Cette convention, ratifiée à ce jour par 79 pays, stipule à son article 1: «Les représentants des travailleurs dans l'entreprise doivent bénéficier d'une protection efficace contre toutes mesures qui pourraient leur porter préjudice, y compris le licenciement, et qui seraient motivées par leur qualité ou leurs activités de représentants des travailleurs, leur affiliation syndicale, ou leur participation à des activités syndicales, pour autant qu'ils agissent conformément aux lois, conventions collectives ou autres arrangements conventionnels en vigueur.»

SH



L'OIT et la santé au travail

La Constitution de l'OIT établit le principe selon lequel les travailleurs doivent être protégés contre les maladies en général et contre les maladies professionnelles et les accidents qui résultent de leur emploi. Plus de 40 conventions et recommandations traitent spécifiquement de ces questions. Mais cette protection est encore loin d'être une réalité. Quelques chiffres:
- 2,2 millions de personnes meurent chaque année d'accidents ou de maladies résultant du travail, soit 6000 personnes par jour;
- environ 160 millions de personnes souffrent de maladies liées au travail;
- chaque année, il y a environ 270 millions d'accidents mortels et non mortels en rapport avec le travail;
- l'OIT estime que 4% du PIB mondial sont gaspillés à cause des maladies professionnelles et des accidents du travail;
- ces 4% représentent 20 fois le montant total consacré à l'aide publique au développement dans le monde.

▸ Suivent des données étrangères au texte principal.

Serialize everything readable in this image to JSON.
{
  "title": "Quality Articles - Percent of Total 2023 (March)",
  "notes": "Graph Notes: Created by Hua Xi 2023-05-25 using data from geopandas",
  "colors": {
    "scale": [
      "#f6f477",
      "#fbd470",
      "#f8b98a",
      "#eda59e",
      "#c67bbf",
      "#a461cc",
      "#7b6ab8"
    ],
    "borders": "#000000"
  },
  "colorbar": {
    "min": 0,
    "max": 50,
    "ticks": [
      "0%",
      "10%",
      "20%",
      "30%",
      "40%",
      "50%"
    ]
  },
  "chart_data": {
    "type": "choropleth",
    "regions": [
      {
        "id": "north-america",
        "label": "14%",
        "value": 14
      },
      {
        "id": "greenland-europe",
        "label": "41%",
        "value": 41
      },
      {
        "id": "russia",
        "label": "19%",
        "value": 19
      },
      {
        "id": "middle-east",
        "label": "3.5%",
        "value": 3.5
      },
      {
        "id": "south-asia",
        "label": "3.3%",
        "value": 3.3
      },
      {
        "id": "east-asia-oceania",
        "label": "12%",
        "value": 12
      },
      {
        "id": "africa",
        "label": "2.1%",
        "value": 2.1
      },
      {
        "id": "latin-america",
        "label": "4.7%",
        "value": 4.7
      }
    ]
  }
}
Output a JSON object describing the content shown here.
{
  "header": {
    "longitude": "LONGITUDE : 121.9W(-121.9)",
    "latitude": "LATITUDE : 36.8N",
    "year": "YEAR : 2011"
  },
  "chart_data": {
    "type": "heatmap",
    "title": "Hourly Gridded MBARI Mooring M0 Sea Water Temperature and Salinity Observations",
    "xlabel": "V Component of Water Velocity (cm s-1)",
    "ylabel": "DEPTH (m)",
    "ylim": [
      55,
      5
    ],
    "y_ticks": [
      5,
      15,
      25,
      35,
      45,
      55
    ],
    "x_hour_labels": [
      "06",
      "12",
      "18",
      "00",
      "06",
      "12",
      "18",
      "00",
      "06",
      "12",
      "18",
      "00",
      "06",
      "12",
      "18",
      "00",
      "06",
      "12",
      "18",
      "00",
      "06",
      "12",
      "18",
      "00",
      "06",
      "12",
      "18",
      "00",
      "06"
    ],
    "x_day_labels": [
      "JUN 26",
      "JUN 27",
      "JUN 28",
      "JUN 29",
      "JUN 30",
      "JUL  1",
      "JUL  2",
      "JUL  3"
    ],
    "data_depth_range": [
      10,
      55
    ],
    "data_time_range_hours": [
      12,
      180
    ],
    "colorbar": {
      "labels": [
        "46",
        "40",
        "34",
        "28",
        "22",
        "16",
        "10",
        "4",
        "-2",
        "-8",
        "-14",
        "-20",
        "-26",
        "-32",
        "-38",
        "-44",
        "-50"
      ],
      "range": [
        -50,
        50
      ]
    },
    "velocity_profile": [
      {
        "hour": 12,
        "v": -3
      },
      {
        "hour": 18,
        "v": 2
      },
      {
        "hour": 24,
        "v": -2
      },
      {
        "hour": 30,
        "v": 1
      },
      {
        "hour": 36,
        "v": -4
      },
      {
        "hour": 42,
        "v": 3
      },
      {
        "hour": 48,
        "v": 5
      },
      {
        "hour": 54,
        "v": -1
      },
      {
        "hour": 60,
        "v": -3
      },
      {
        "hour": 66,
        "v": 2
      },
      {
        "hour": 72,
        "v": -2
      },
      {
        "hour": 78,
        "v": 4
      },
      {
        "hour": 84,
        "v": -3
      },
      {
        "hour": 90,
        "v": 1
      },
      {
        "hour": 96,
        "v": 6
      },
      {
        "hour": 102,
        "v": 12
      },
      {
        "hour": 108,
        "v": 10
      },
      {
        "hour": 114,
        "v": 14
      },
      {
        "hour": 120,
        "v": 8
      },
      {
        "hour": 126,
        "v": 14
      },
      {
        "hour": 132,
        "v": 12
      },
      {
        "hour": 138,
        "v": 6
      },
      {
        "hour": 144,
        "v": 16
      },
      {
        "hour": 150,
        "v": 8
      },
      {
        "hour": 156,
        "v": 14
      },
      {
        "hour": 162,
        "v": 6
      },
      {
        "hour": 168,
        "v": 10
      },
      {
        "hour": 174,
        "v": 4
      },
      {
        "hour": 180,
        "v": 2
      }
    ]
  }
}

Source: OIT; www.ilo.org/safework



Retour au 18e siècle?

«Pitoyable... On croit revenir au 18e siècle! Car au 19e siècle notre pays faisait œuvre de pionnier en instaurant la liberté d'association et en légiférant pour, entre autres, interdire le travail des enfants, limiter la durée du travail, créer une inspection du travail et imposer la responsabilité de l'employeur en cas d'accident professionnel. Précurseur éclairé, le Conseil fédéral militait alors pour l'adoption de normes internationales du travail, ainsi que la création d'une institution chargée d'aider les gouvernements à les mettre en œuvre. En 2006, le gouvernement du pays hôte de l'OIT a donné l'image d'être devenu le plus bête du monde. Au prétexte de ne pas charger davantage les entreprises.»

Réaction de Jean-Claude Prince, représentant des travailleurs suisses à l'OIT, au vote de la Suisse sur la nouvelle convention de l'OIT. Rapport de l'USS.